When there are so many who look to leaders in the scientific fields, discovering later some of these have cheated, it truly does reflect poorly and undermines the trust others who have worked so hard to honestly build up. For when repeated scientific work in different fields becomes questionable, you destroy the very foundation of trust people build their basis for reason and principals upon as they relate to science.

  • 2 votes
Reply#1 - Fri Jan 25, 2013 1:30 AM EST

not sure if I would consider 'duplicate publishing' scientific fraud though, and that to me renders the study largely meaningless. Yes it's fraud, but to me scientific fraud relates to the misrepresentation of the results, or your data, to make a conclusion fit the hypothesis.

    #1.1 - Fri Jan 25, 2013 1:55 AM EST
    Reply

    I've worked in R&D and been published more than once.

    Cheating definitely goes on.

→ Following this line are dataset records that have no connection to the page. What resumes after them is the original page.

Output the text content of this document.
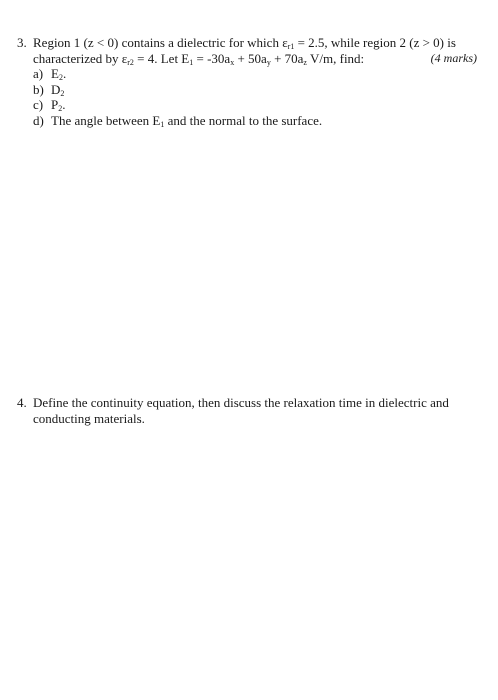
3. Region 1 (z < 0) contains a dielectric for which $\varepsilon_{r1} = 2.5$, while region 2 (z > 0) is
characterized by $\varepsilon_{r2} = 4$. Let $E_1 = -30a_x + 50a_y + 70a_z$ V/m, find:	(4 marks)
a) $E_2$.
b) $D_2$
c) $P_2$.
d) The angle between $E_1$ and the normal to the surface.
4. Define the continuity equation, then discuss the relaxation time in dielectric and
conducting materials.
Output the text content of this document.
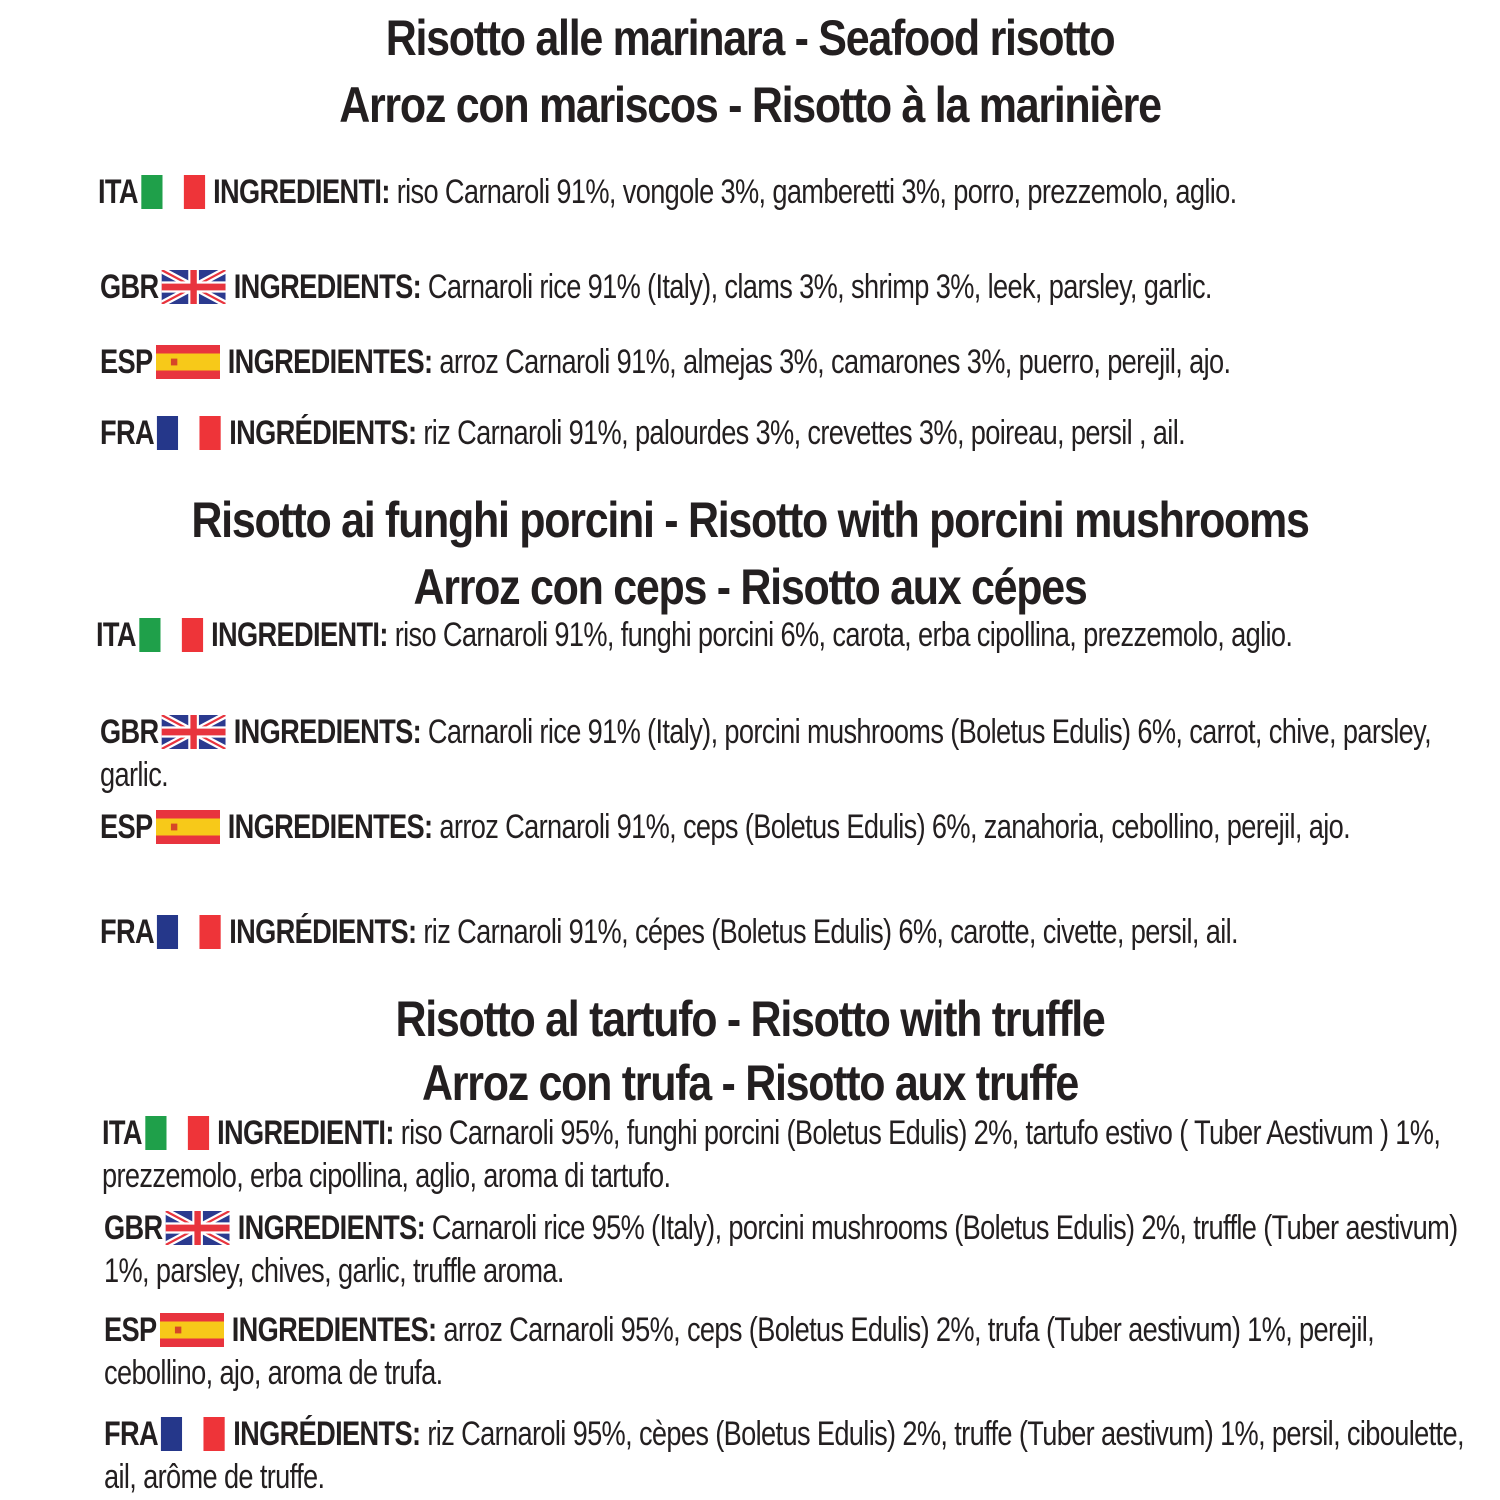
Risotto alle marinara - Seafood risotto
Arroz con mariscos - Risotto à la marinière
ITA INGREDIENTI: riso Carnaroli 91%, vongole 3%, gamberetti 3%, porro, prezzemolo, aglio.
GBR INGREDIENTS: Carnaroli rice 91% (Italy), clams 3%, shrimp 3%, leek, parsley, garlic.
ESP INGREDIENTES: arroz Carnaroli 91%, almejas 3%, camarones 3%, puerro, perejil, ajo.
FRA INGRÉDIENTS: riz Carnaroli 91%, palourdes 3%, crevettes 3%, poireau, persil , ail.
Risotto ai funghi porcini - Risotto with porcini mushrooms
Arroz con ceps - Risotto aux cépes
ITA INGREDIENTI: riso Carnaroli 91%, funghi porcini 6%, carota, erba cipollina, prezzemolo, aglio.
GBR INGREDIENTS: Carnaroli rice 91% (Italy), porcini mushrooms (Boletus Edulis) 6%, carrot, chive, parsley, garlic.
ESP INGREDIENTES: arroz Carnaroli 91%, ceps (Boletus Edulis) 6%, zanahoria, cebollino, perejil, ajo.
FRA INGRÉDIENTS: riz Carnaroli 91%, cépes (Boletus Edulis) 6%, carotte, civette, persil, ail.
Risotto al tartufo - Risotto with truffle
Arroz con trufa - Risotto aux truffe
ITA INGREDIENTI: riso Carnaroli 95%, funghi porcini (Boletus Edulis) 2%, tartufo estivo ( Tuber Aestivum ) 1%, prezzemolo, erba cipollina, aglio, aroma di tartufo.
GBR INGREDIENTS: Carnaroli rice 95% (Italy), porcini mushrooms (Boletus Edulis) 2%, truffle (Tuber aestivum) 1%, parsley, chives, garlic, truffle aroma.
ESP INGREDIENTES: arroz Carnaroli 95%, ceps (Boletus Edulis) 2%, trufa (Tuber aestivum) 1%, perejil, cebollino, ajo, aroma de trufa.
FRA INGRÉDIENTS: riz Carnaroli 95%, cèpes (Boletus Edulis) 2%, truffe (Tuber aestivum) 1%, persil, ciboulette, ail, arôme de truffe.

I've had dual MD/PhD's come around sniffing and then double publish off of my own work after the fact due to back room deals with the department head. I have no idea how that guy survived poster sessions and speaking as he had no idea of how to do the development work so he also had no way to know how to answer the inevitable questions either.

    I warned that guy if it happened again he'd better be able to do my job as I'd quit thinking and go to switch throwing instead. They did it again. I went to throwing switches. I notified upper management that my superiors intended to put out made up medical results in an attempt to keep their jobs due to the test not working yet. Then I left the company. Nothing was sabotaged. The notes were good and left there. About a year later the company folded the entire project and all involved staff were let go. That would be two dual MD/PhD's and a few others.

    Publish or Perish can and does sometimes get out of hand.

    Knowingly endangered patients is NEVER OK.

    Holding scientists very accountable and NOT giving any slack at all to the cheaters IS necessary so that science remains respectable and in the case of medical research patients are protected from those that would do them harm in a misguided or even criminal attempt to remain employed and keep their ill gotten reputations from being revealed as being a facade.

    Summary comment: No mercy to cheaters because it's in no ones interest but the cheaters to encourage that or allow it to continue.